AWS は、CVE-2024-41110 を認識しています。これは、Amazon Linux で docker としてパッケージ化された Moby オープンソースプロジェクトに影響を与える問題です。Docker は、いくつかのオープンソースコンテナ管理システムのコンポーネントです。

この問題は、docker のデフォルト設定には影響しません。認証プラグインが有効な場合、docker デーモンへの特別に細工された API リクエストが認証プラグインに転送され、権限昇格などの意図しないアクションが引き起こされる可能性があります。承認プラグインの有効化は、通常とは異なる設定です。影響を受ける API エンドポイントは、デフォルト、標準、推奨のいずれの構成でもネットワークに公開されていません。デフォルトの EKS および ECS 設定は、API エンドポイントをネットワークに公開しません。ECS を使用している場合、Docker 認証プラグインの有効化はサポートされていません。最後に、docker は 1.24 より新しい EKS AMI にはインストールされていません。Docker は 1.24 以前の EKS にインストールされていますが、EKS は認証プラグインをサポートしていません。
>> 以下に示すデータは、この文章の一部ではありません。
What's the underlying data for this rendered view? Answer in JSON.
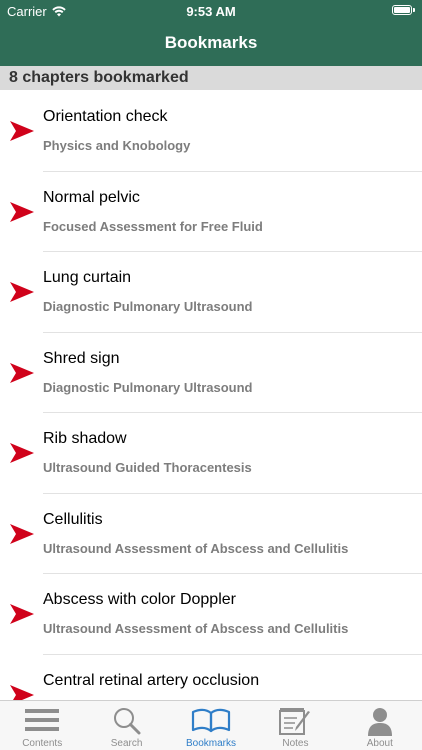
{
  "status_bar": {
    "carrier": "Carrier",
    "time": "9:53 AM"
  },
  "header": {
    "title": "Bookmarks"
  },
  "section": {
    "label": "8 chapters bookmarked"
  },
  "bookmarks": [
    {
      "title": "Orientation check",
      "chapter": "Physics and Knobology"
    },
    {
      "title": "Normal pelvic",
      "chapter": "Focused Assessment for Free Fluid"
    },
    {
      "title": "Lung curtain",
      "chapter": "Diagnostic Pulmonary Ultrasound"
    },
    {
      "title": "Shred sign",
      "chapter": "Diagnostic Pulmonary Ultrasound"
    },
    {
      "title": "Rib shadow",
      "chapter": "Ultrasound Guided Thoracentesis"
    },
    {
      "title": "Cellulitis",
      "chapter": "Ultrasound Assessment of Abscess and Cellulitis"
    },
    {
      "title": "Abscess with color Doppler",
      "chapter": "Ultrasound Assessment of Abscess and Cellulitis"
    },
    {
      "title": "Central retinal artery occlusion",
      "chapter": ""
    }
  ],
  "tabs": [
    {
      "label": "Contents",
      "icon": "list-icon"
    },
    {
      "label": "Search",
      "icon": "search-icon"
    },
    {
      "label": "Bookmarks",
      "icon": "book-icon"
    },
    {
      "label": "Notes",
      "icon": "notepad-icon"
    },
    {
      "label": "About",
      "icon": "person-icon"
    }
  ],
  "colors": {
    "header": "#2f6d57",
    "active_tab": "#2f7ec8",
    "inactive_tab": "#8e8e8e",
    "arrow": "#d0021b"
  }
}
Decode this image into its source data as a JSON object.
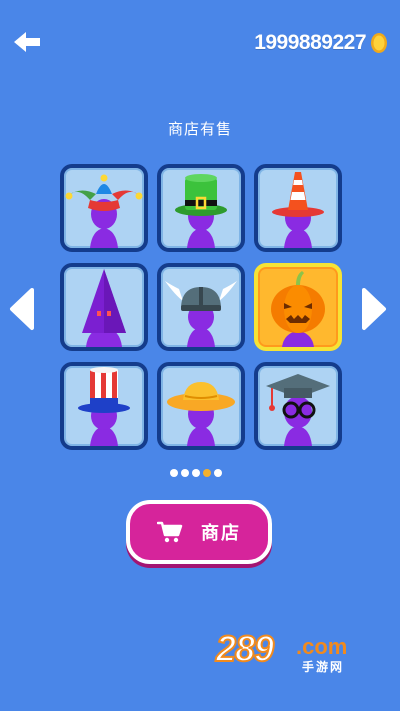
{
  "header": {
    "coin_count": "1999889227",
    "back_icon": "back-arrow-icon",
    "coin_icon": "gold-coin-icon"
  },
  "title": "商店有售",
  "hats": [
    {
      "name": "jester-hat",
      "selected": false
    },
    {
      "name": "green-top-hat",
      "selected": false
    },
    {
      "name": "traffic-cone-hat",
      "selected": false
    },
    {
      "name": "purple-hood-hat",
      "selected": false
    },
    {
      "name": "viking-winged-helmet",
      "selected": false
    },
    {
      "name": "pumpkin-head",
      "selected": true
    },
    {
      "name": "stars-stripes-top-hat",
      "selected": false
    },
    {
      "name": "straw-sun-hat",
      "selected": false
    },
    {
      "name": "graduation-cap-glasses",
      "selected": false
    }
  ],
  "pagination": {
    "total_pages": 5,
    "current_page": 4
  },
  "shop_button": {
    "label": "商店",
    "icon": "cart-icon"
  },
  "watermark": {
    "number": "289",
    "domain": ".com",
    "subtitle": "手游网"
  },
  "colors": {
    "background": "#4a86e8",
    "card": "#aed3f3",
    "card_border": "#143c8c",
    "selected": "#ffb82e",
    "shop_button": "#d6249b",
    "character": "#8a2be2"
  }
}
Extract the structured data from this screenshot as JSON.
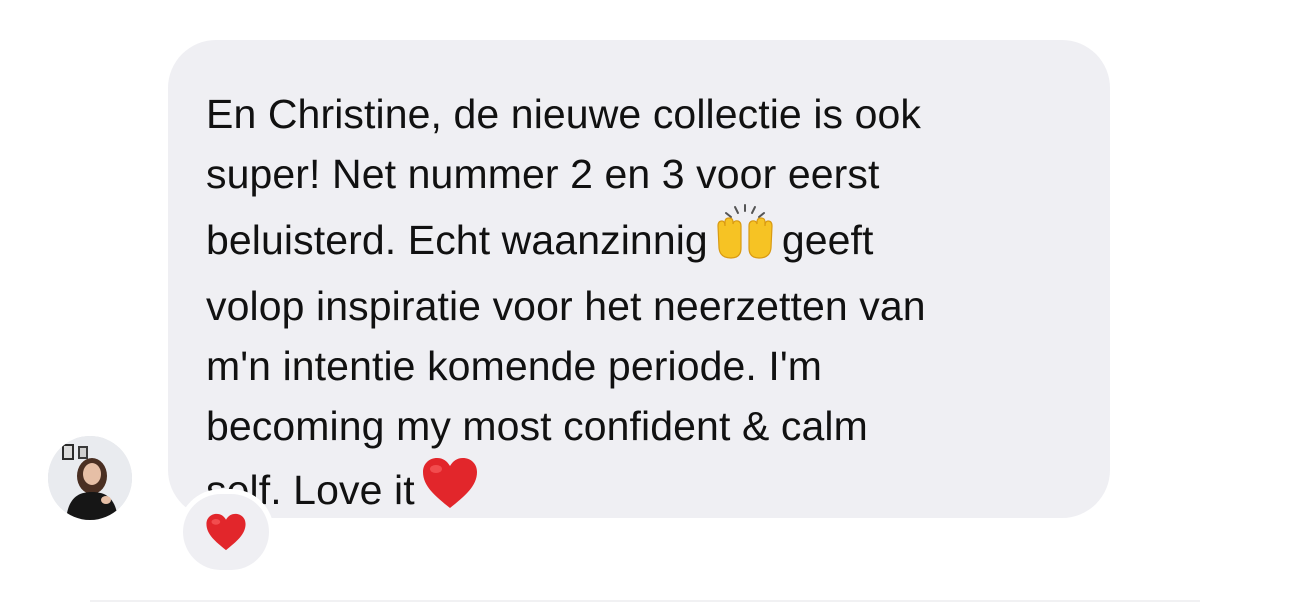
{
  "conversation": {
    "sender": {
      "avatar_icon": "user-avatar-photo"
    },
    "message": {
      "segments": [
        "En Christine, de nieuwe collectie is ook\nsuper! Net nummer 2 en 3 voor eerst\nbeluisterd. Echt waanzinnig",
        "geeft\nvolop inspiratie voor het neerzetten van\nm'n intentie komende periode. I'm\nbecoming my most confident & calm\nself. Love it"
      ],
      "emojis": [
        "raising-hands-emoji",
        "red-heart-emoji"
      ]
    },
    "reaction": {
      "emoji": "red-heart-emoji"
    }
  },
  "colors": {
    "bubble_background": "#efeff3",
    "text": "#111111",
    "heart": "#e2262b",
    "hands": "#f6c324"
  }
}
この問題に対応する更新済みの docker パッケージが、Amazon Linux 2 (docker-20.10.25-1.amzn2.0.5 および docker-25.0.6-1.amzn2.0.1) および Amazon Linux 2023 (docker-25.0.6-1amzn2023.0.1) で利用可能です。AWS では、docker を使用しているお客様には、これらのバージョン以降にアップグレードすることを推奨しています。(CVE-2024-41110)

Tenable は、前述の記述ブロックをテスト済み製品のセキュリティアドバイザリから直接抽出しています。

Nessus はこれらの問題をテストしておらず、代わりにアプリケーションが自己報告するバージョン番号にのみ依存していることに注意してください。